Por HERMANN TERTSCH
El País Jueves,
03.02.2000
TRIBUNA
Por fin ha tomado medidas un Gobierno con la contundencia
necesaria ante un problema que va mucho más allá de la estética en los estadios
de fútbol y no sólo de fútbol. Cierto que ha sido necesaria una provocación de
inconcebible repugnancia para que se acabaran por fin las medias tintas, la
comprensión ante el entusiasmo juvenil de los hinchas y la tolerancia ante
exabruptos al fin y al cabo proferidos por grupos que quieren bien a su equipo.
Todo por la animación de la grada a los jugadores. Pero la inmensa pancarta en
honor del líder paramilitar serbio Arkan, uno de los peores asesinos de las
últimas décadas, que fue exhibida el pasado domingo en el estadio olímpico de
Roma, ha sido en Italia la gota que, según algunos, ha colmado el vaso. A
partir de ahora y según loable acuerdo entre Gobierno, liga y federación de
fútbol, la aparición de pancartas o símbolos nazis y los coros fascistas,
antisemitas y xenófobos podrán acarrear la suspensión del partido. En realidad,
el vaso estaba ya mucho más que colmado. Su viscoso y peligroso contenido se
había desparramado por todas las ligas de fútbol ante la mirada complaciente de
autoridades y cómplice de directivos. Ha sucedido en Italia, en Alemania, en
Francia y en Inglaterra. Y por supuesto en España. La infamia de insultar a
miles de víctimas de los Balcanes con la pancarta que rendía tributo a su
verdugo no es sino la consecuencia lógica de la sistemática e impune presencia
en los campos de fútbol de cruces gamadas, símbolos fascistas del Ordine Nuovo,
hachas con serpientes, goras a ETA y pancartas con las SS zigzagueantes.
Arropados por las multitudes en las gradas, los apologetas de los asesinos
insultan a las víctimas y hacen proselitismo entre los más jóvenes, tan fáciles
de seducir por la falta de cultura política e historia y por estas
demostraciones de hombría resoluta.
Es cierto que en algunos países ha habido intentos de frenar
esta evolución. También en España. Pero sin el coraje suficiente para que las
infracciones supusieran un coste real para quienes las cometían. Muchos se
preguntarían quien es el guapo que sube a la grada a confiscar las pancartas
con sus lemas y símbolos que vomitan odio.
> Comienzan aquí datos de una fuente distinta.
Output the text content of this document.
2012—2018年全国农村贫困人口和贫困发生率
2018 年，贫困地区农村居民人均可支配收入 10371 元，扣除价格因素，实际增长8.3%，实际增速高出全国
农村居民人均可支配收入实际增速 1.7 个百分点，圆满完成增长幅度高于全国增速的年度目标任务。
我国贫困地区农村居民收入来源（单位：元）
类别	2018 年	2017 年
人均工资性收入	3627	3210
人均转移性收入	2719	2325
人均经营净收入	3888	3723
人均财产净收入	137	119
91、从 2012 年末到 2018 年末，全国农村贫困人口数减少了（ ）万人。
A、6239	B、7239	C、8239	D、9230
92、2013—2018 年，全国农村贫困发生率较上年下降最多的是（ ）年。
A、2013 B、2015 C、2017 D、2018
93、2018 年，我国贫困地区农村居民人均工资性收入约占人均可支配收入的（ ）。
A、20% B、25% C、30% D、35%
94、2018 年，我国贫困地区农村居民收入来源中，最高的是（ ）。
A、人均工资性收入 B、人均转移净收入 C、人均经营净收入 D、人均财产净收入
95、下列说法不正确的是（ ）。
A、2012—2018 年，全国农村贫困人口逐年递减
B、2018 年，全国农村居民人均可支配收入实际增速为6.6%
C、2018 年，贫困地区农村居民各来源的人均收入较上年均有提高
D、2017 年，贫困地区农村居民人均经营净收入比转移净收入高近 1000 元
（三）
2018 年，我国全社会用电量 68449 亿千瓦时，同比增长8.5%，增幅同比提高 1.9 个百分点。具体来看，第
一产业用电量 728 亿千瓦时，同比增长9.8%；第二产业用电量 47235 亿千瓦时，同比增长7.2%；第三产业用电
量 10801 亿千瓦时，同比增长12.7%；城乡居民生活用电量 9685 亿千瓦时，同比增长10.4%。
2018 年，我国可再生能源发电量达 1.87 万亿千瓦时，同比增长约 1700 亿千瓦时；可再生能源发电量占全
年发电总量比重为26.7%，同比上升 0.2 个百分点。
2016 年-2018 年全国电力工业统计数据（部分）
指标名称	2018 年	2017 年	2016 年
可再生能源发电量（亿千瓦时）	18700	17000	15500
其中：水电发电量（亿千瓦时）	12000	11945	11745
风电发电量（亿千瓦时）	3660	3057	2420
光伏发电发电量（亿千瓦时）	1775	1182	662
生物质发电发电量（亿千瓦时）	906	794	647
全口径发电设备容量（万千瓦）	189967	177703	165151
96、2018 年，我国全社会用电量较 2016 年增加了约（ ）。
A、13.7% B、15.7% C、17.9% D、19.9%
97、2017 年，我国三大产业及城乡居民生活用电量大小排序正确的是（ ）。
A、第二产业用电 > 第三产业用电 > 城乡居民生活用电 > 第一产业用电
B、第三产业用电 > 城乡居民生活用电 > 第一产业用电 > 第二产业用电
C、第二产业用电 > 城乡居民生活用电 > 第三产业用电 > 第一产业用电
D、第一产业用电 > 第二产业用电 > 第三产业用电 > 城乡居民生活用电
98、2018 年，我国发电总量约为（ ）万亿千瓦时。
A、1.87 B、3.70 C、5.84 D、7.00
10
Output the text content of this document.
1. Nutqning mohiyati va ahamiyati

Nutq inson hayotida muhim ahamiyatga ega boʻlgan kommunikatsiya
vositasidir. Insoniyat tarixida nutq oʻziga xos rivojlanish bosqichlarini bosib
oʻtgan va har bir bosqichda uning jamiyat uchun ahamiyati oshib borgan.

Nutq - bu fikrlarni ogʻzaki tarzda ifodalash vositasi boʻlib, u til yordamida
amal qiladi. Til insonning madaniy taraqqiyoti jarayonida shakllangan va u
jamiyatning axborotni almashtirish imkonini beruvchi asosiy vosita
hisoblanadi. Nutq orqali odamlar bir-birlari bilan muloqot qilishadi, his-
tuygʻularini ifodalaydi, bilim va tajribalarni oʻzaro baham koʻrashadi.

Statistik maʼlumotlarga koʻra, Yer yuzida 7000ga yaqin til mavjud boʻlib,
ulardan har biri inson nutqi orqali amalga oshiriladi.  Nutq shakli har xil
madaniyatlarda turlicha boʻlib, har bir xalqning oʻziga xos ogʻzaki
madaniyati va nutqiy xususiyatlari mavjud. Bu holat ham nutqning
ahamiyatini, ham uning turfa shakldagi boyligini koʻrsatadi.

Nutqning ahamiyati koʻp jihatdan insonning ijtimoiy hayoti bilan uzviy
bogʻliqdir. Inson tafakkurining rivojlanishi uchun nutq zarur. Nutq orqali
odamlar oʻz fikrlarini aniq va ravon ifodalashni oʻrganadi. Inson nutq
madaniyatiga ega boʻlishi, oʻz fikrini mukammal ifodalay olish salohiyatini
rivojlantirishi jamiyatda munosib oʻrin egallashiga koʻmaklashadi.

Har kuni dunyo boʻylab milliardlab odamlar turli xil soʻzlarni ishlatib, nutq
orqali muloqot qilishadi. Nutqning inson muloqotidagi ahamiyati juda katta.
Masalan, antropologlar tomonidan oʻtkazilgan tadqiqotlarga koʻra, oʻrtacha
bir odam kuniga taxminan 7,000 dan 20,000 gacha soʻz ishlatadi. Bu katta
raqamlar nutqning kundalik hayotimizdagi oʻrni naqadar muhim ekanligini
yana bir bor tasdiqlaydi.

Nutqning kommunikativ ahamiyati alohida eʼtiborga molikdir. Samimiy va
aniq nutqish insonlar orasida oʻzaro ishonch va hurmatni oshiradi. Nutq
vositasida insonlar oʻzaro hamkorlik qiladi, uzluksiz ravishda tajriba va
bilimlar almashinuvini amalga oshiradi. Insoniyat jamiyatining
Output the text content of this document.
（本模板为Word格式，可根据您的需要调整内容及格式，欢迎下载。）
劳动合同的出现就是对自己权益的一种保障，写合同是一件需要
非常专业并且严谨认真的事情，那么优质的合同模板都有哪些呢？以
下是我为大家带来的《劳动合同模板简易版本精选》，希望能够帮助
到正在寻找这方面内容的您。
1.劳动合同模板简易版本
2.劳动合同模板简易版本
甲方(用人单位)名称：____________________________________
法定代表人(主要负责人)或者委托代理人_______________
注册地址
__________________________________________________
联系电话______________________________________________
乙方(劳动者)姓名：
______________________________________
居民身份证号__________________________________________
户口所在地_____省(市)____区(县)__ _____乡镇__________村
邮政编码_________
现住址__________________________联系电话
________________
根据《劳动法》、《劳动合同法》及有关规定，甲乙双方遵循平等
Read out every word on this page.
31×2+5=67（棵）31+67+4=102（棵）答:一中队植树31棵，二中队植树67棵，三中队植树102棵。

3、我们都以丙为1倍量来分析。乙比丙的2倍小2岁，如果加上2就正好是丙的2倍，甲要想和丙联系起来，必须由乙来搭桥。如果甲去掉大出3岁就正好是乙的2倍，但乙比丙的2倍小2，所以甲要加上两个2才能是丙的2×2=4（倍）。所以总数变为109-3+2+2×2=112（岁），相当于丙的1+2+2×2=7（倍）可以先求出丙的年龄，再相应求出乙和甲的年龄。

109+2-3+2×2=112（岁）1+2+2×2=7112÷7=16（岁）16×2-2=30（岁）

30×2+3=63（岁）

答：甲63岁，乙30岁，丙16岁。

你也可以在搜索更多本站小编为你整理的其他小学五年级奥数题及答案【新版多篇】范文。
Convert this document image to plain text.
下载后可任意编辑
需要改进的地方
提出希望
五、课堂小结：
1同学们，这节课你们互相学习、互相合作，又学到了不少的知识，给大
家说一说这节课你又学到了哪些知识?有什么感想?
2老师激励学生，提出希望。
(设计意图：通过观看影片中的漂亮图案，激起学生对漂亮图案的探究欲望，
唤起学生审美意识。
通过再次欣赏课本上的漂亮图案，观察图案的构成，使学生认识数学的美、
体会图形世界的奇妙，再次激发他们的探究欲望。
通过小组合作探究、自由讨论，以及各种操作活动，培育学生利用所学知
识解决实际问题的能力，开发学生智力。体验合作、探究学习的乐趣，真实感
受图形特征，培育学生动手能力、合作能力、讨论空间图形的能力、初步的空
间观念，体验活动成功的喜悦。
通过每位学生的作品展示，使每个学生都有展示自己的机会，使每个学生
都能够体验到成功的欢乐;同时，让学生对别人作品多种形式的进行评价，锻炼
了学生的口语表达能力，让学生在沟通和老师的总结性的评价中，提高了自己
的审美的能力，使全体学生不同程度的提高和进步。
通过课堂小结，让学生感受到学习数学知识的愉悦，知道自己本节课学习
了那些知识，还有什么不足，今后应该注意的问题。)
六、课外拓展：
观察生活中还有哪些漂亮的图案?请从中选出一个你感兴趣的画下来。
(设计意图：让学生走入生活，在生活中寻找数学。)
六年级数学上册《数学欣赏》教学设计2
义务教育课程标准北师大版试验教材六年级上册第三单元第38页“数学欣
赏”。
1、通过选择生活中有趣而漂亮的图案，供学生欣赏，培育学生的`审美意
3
La reciente cumbre sobre el
Holocausto celebrado en Estocolmo puede dar las primeras pautas en una nueva
aproximación a este detestable fenómeno. Primero hay que tener claro que el
nivel de tolerancia ante estas manifestaciones debe ser nula. Después hay que
conseguir que la mayoría de los asistentes a los partidos se movilicen contra
quienes quieren utilizar el fútbol y la televisión como instrumentos contra la
democracia y la dignidad humana.
La suspensión temporal o definitiva del partido o su
aplazamiento para que pueda jugarse a puerta cerrada son sin duda argumentos
que convencerían a muchos aficionados a intervenir para impedir que unos pocos
les priven del fútbol por exhibir sus pancartas. Y los activistas nazis
identificados, los de "muerte al negro", "cerdos judíos" o
"Eta mátalos", como los vándalos en general, deberían quedar sin
acceso a los campos después de ser debidamente fichados y multados. Seguro que
se plantean problemas de orden público, pero es a la autoridad a la que compete
resolverlos, no evitarlos transigiendo ante quienes, si no se les hace frente,
serán un problema de seguridad cada vez mayor. No olvidemos que ya hemos tenido
muertos, en Madrid o en el Mundial de París, a manos de los que se toman los
mensajes literalmente. El deporte era y es una actividad de caballeros. Por eso
los rufianes siempre han sido mal vistos en el mismo. Con más razón hay que
expulsar del mismo a los cómplices y propagandistas de asesinos.